Cara budidaya pohon markisa – Budidaya Pohon Markisa Panduan Praktis untuk Menanam dan Merawat Pohon markisa, juga dikenal sebagai Passiflora edulis, adalah tanaman buah yang populer dan menarik perhatian banyak petani dan hobiis taman. Buah markisa yang lezat dan beraroma kuat, bersama dengan manfaat kesehatan yang melimpah, membuatnya menjadi pilihan ideal untuk dibudidayakan di pekarangan rumah atau sebagai usaha komersial. Dalam artikel ini, kita akan menjelajahi panduan praktis untuk budidaya pohon markisa.
Persiapan Tanah dan Iklim
Pohon markisa tumbuh subur dalam iklim tropis dan subtropis. Tanaman ini membutuhkan suhu antara 20 hingga 30 derajat Celsius dan tidak tahan terhadap suhu beku. Saat memilih lokasi penanaman, pastikan tanah cukup subur, baik drainasenya, dan memiliki pH sekitar 6 hingga 7. Jika tanah asli Anda tidak ideal, Anda dapat melakukan perbaikan dengan menambahkan kompos atau pupuk organik untuk meningkatkan kualitas tanah.
Penanaman Bibit
Pohon markisa bisa ditanam dari biji atau stek. Jika Anda ingin hasil lebih cepat, disarankan untuk menggunakan stek dari tanaman yang sehat. Potong stek sepanjang sekitar 20 hingga 30 sentimeter dengan setidaknya dua ruas dan buang daun bagian bawahnya. Tempatkan stek dalam wadah yang berisi campuran tanah dan pasir yang lembab. Setelah sekitar 3-4 minggu, stek akan mengeluarkan akar, dan Anda dapat memindahkannya ke lokasi permanen di kebun.
Perawatan Rutin
Pohon markisa membutuhkan perawatan yang teratur agar tumbuh subur dan menghasilkan buah yang melimpah. Berikut adalah beberapa tips perawatan rutin yang perlu diperhatikan:
1. Penyiraman: Pohon markisa membutuhkan penyiraman yang cukup, terutama selama musim kering. Pastikan tanah tetap lembab, tetapi hindari genangan air yang berlebihan, karena ini dapat merusak akar.
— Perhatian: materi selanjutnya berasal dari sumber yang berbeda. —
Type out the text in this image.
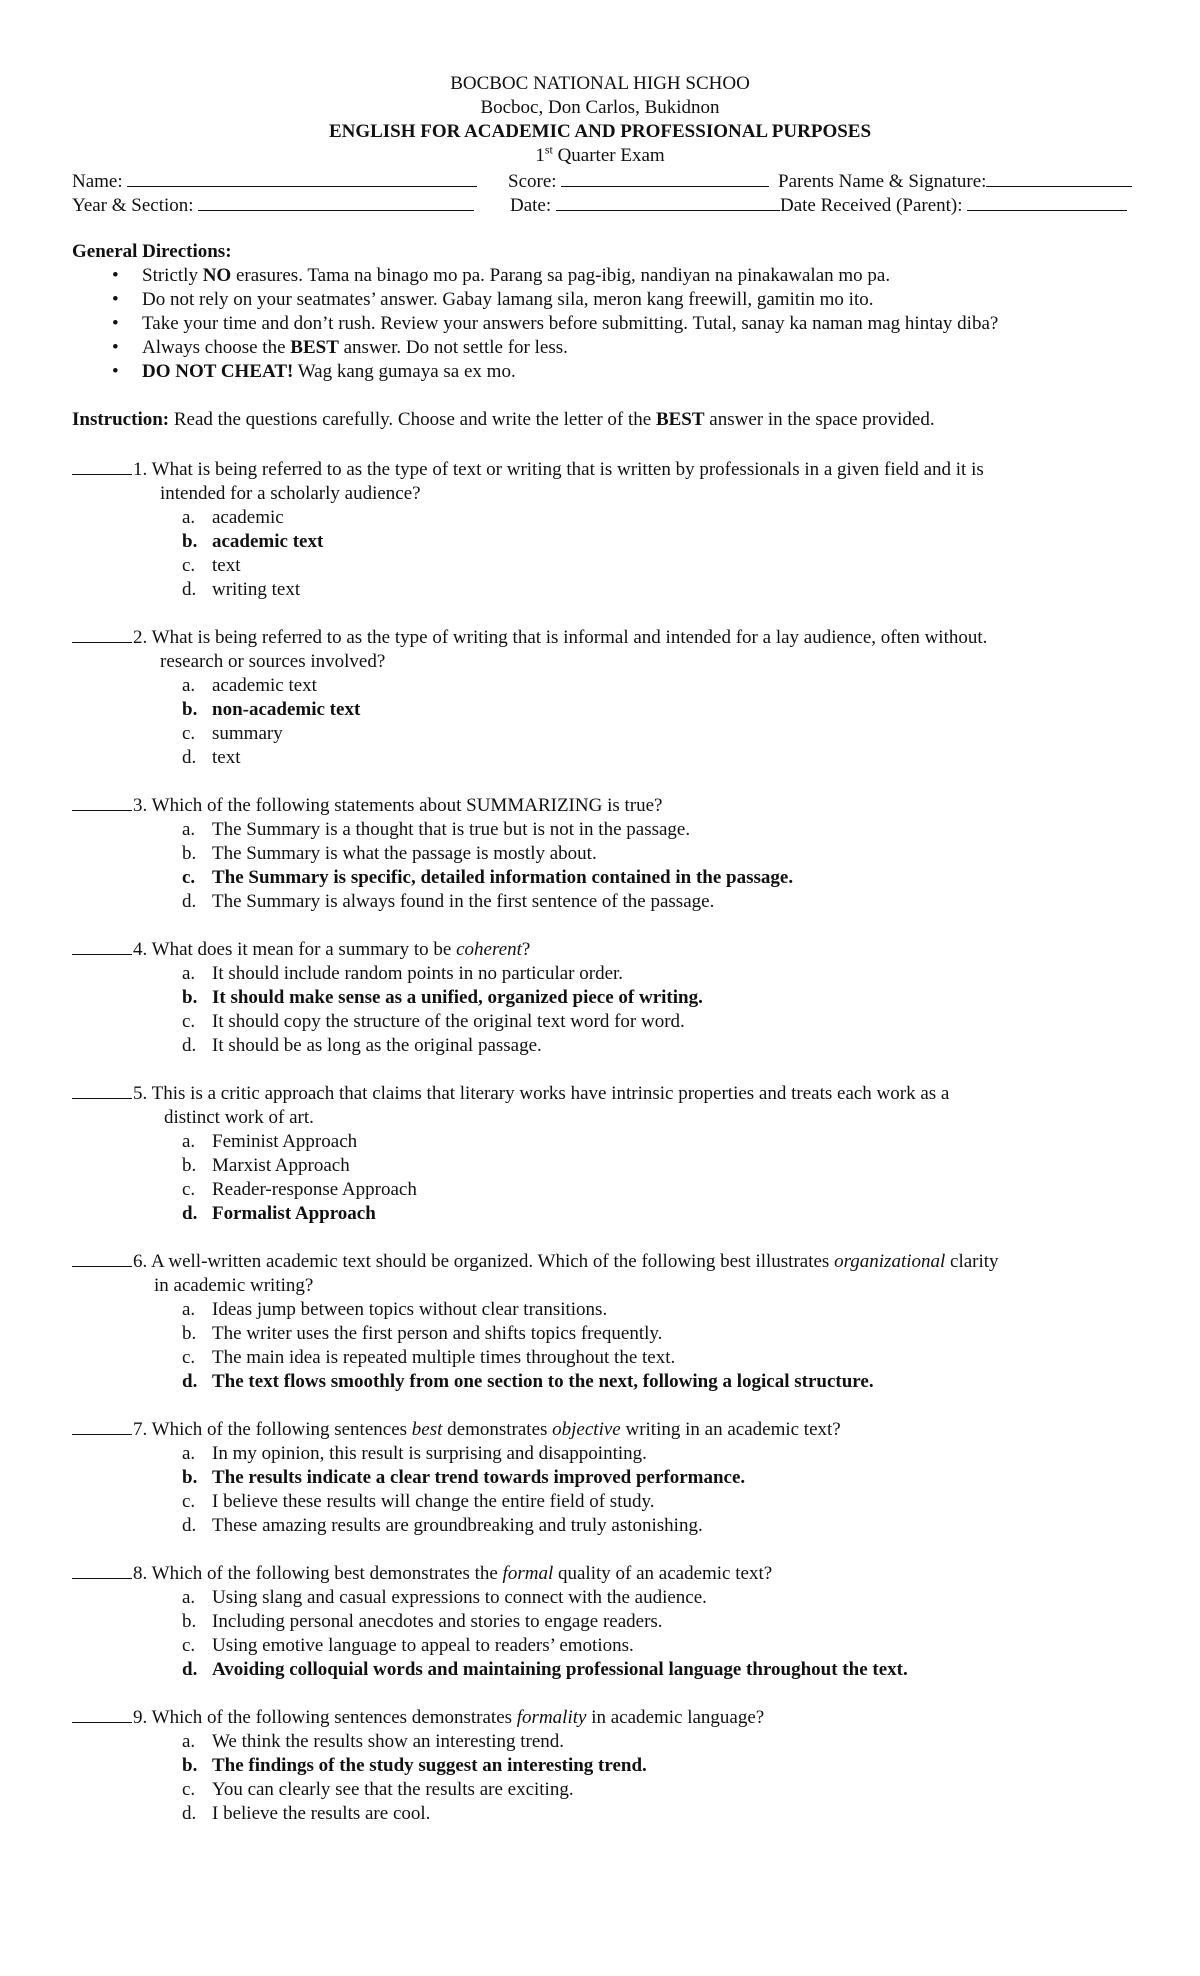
BOCBOC NATIONAL HIGH SCHOO
Bocboc, Don Carlos, Bukidnon
ENGLISH FOR ACADEMIC AND PROFESSIONAL PURPOSES
1st Quarter Exam
Name:	Score:	Parents Name & Signature:
Year & Section:	Date:	Date Received (Parent):
General Directions:
• Strictly NO erasures. Tama na binago mo pa. Parang sa pag-ibig, nandiyan na pinakawalan mo pa.
• Do not rely on your seatmates’ answer. Gabay lamang sila, meron kang freewill, gamitin mo ito.
• Take your time and don’t rush. Review your answers before submitting. Tutal, sanay ka naman mag hintay diba?
• Always choose the BEST answer. Do not settle for less.
• DO NOT CHEAT! Wag kang gumaya sa ex mo.
Instruction: Read the questions carefully. Choose and write the letter of the BEST answer in the space provided.
1. What is being referred to as the type of text or writing that is written by professionals in a given field and it is
intended for a scholarly audience?
a. academic
b. academic text
c. text
d. writing text
2. What is being referred to as the type of writing that is informal and intended for a lay audience, often without.
research or sources involved?
a. academic text
b. non-academic text
c. summary
d. text
3. Which of the following statements about SUMMARIZING is true?
a. The Summary is a thought that is true but is not in the passage.
b. The Summary is what the passage is mostly about.
c. The Summary is specific, detailed information contained in the passage.
d. The Summary is always found in the first sentence of the passage.
4. What does it mean for a summary to be coherent?
a. It should include random points in no particular order.
b. It should make sense as a unified, organized piece of writing.
c. It should copy the structure of the original text word for word.
d. It should be as long as the original passage.
5. This is a critic approach that claims that literary works have intrinsic properties and treats each work as a
distinct work of art.
a. Feminist Approach
b. Marxist Approach
c. Reader-response Approach
d. Formalist Approach
6. A well-written academic text should be organized. Which of the following best illustrates organizational clarity
in academic writing?
a. Ideas jump between topics without clear transitions.
b. The writer uses the first person and shifts topics frequently.
c. The main idea is repeated multiple times throughout the text.
d. The text flows smoothly from one section to the next, following a logical structure.
7. Which of the following sentences best demonstrates objective writing in an academic text?
a. In my opinion, this result is surprising and disappointing.
b. The results indicate a clear trend towards improved performance.
c. I believe these results will change the entire field of study.
d. These amazing results are groundbreaking and truly astonishing.
8. Which of the following best demonstrates the formal quality of an academic text?
a. Using slang and casual expressions to connect with the audience.
b. Including personal anecdotes and stories to engage readers.
c. Using emotive language to appeal to readers’ emotions.
d. Avoiding colloquial words and maintaining professional language throughout the text.
9. Which of the following sentences demonstrates formality in academic language?
a. We think the results show an interesting trend.
b. The findings of the study suggest an interesting trend.
c. You can clearly see that the results are exciting.
d. I believe the results are cool.
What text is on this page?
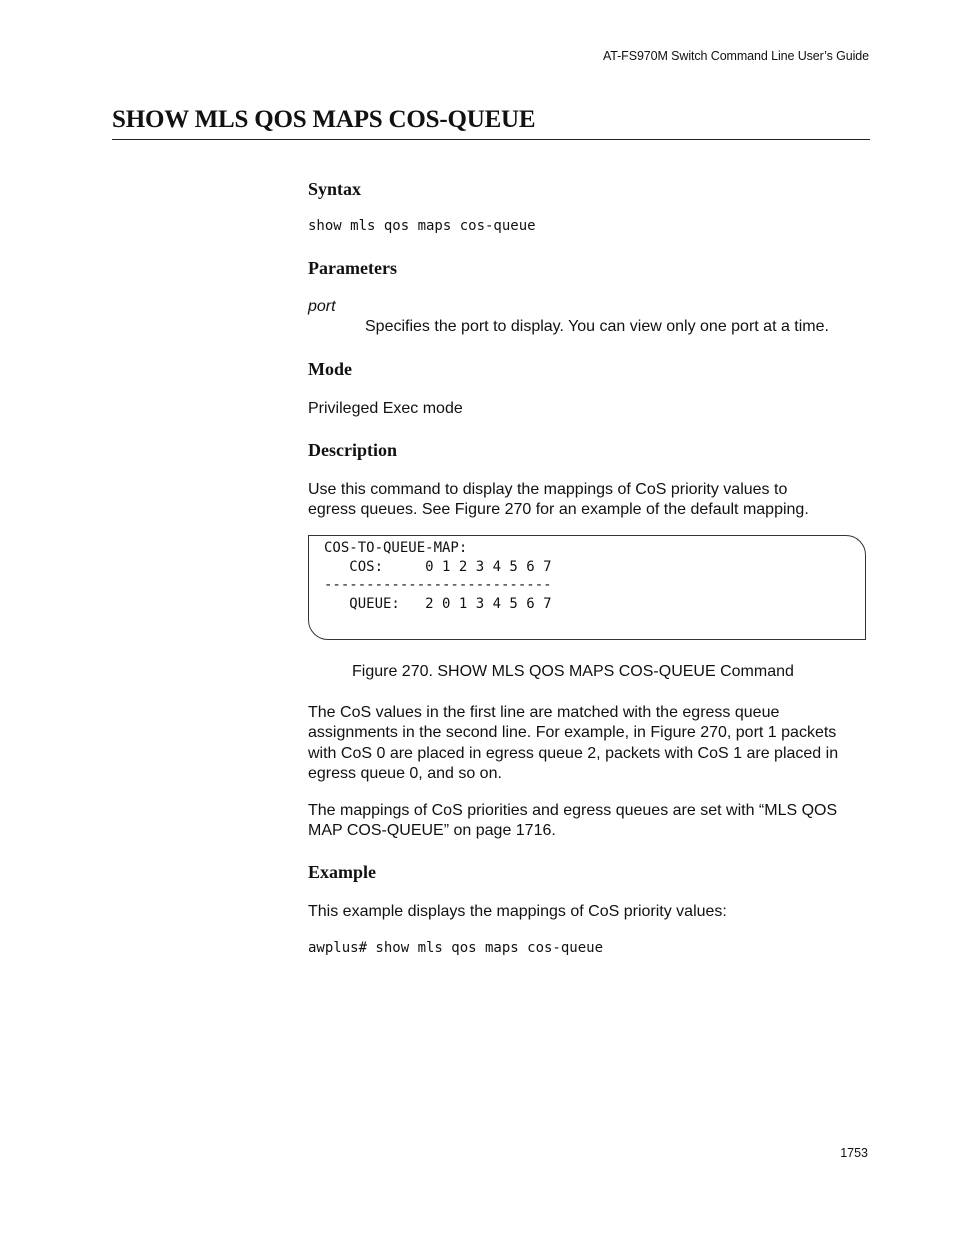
AT-FS970M Switch Command Line User’s Guide
SHOW MLS QOS MAPS COS-QUEUE
Syntax
show mls qos maps cos-queue
Parameters
port
Specifies the port to display. You can view only one port at a time.
Mode
Privileged Exec mode
Description
Use this command to display the mappings of CoS priority values to
egress queues. See Figure 270 for an example of the default mapping.
COS-TO-QUEUE-MAP:
COS:     0 1 2 3 4 5 6 7
---------------------------
QUEUE:   2 0 1 3 4 5 6 7
Figure 270. SHOW MLS QOS MAPS COS-QUEUE Command
The CoS values in the first line are matched with the egress queue
assignments in the second line. For example, in Figure 270, port 1 packets
with CoS 0 are placed in egress queue 2, packets with CoS 1 are placed in
egress queue 0, and so on.
The mappings of CoS priorities and egress queues are set with “MLS QOS
MAP COS-QUEUE” on page 1716.
Example
This example displays the mappings of CoS priority values:
awplus# show mls qos maps cos-queue
1753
2. Pemupukan: Berikan pupuk organik atau pupuk kandang setiap bulan untuk memberikan nutrisi yang cukup kepada tanaman. Anda juga dapat menggunakan pupuk yang mengandung nitrogen, fosfor, dan kalium untuk membantu pertumbuhan dan perkembangan yang sehat.
3. Pemangkasan: Pohon markisa perlu dipangkas secara teratur untuk mengendalikan pertumbuhannya dan mendorong cabang baru. Pangkas cabang yang rusak atau mati untuk mempertahankan penampilan yang rapi dan kesehatan tanaman.
4. Perlindungan dari Hama dan Penyakit: Awasi tanaman Anda untuk mengidentifikasi tanda-tanda serangan hama atau penyakit. Jika terdeteksi, segera ambil tindakan untuk mencegah penyebarannya dengan menggunakan insektisida organik atau fungisida yang sesuai.
Pemanenan dan Penyimpanan Buah
Buah markisa matang biasanya memiliki kulit berwarna kuning atau ungu tua. Saat buah jatuh dari pohon dengan sendirinya, itu adalah tanda bahwa buah sudah matang dan siap dipanen. Pemetikan bisa dilakukan dengan memutar atau memotong tangkai buah.
Setelah memanen, buah markisa harus segera digunakan atau disimpan di tempat yang sejuk untuk mencegah kerusakan dan mempertahankan kesegarannya. Jika disimpan di dalam kulkas, markisa dapat bertahan selama beberapa minggu.
Kesimpulan
Budidaya pohon markisa adalah kegiatan yang menyenangkan dan bermanfaat. Dengan memperhatikan persiapan tanah yang baik, penanaman bibit yang tepat, dan perawatan yang teratur, Anda dapat menikmati hasil panen buah markisa yang lezat dan bergizi. Ingatlah untuk selalu memantau kondisi tanaman, memberikan perawatan yang tepat, dan melindungi dari serangan hama atau penyakit. Dengan usaha dan perhatian yang tepat, pohon markisa Anda akan tumbuh subur dan memberikan kepuasan dalam menanam dan merawatnya.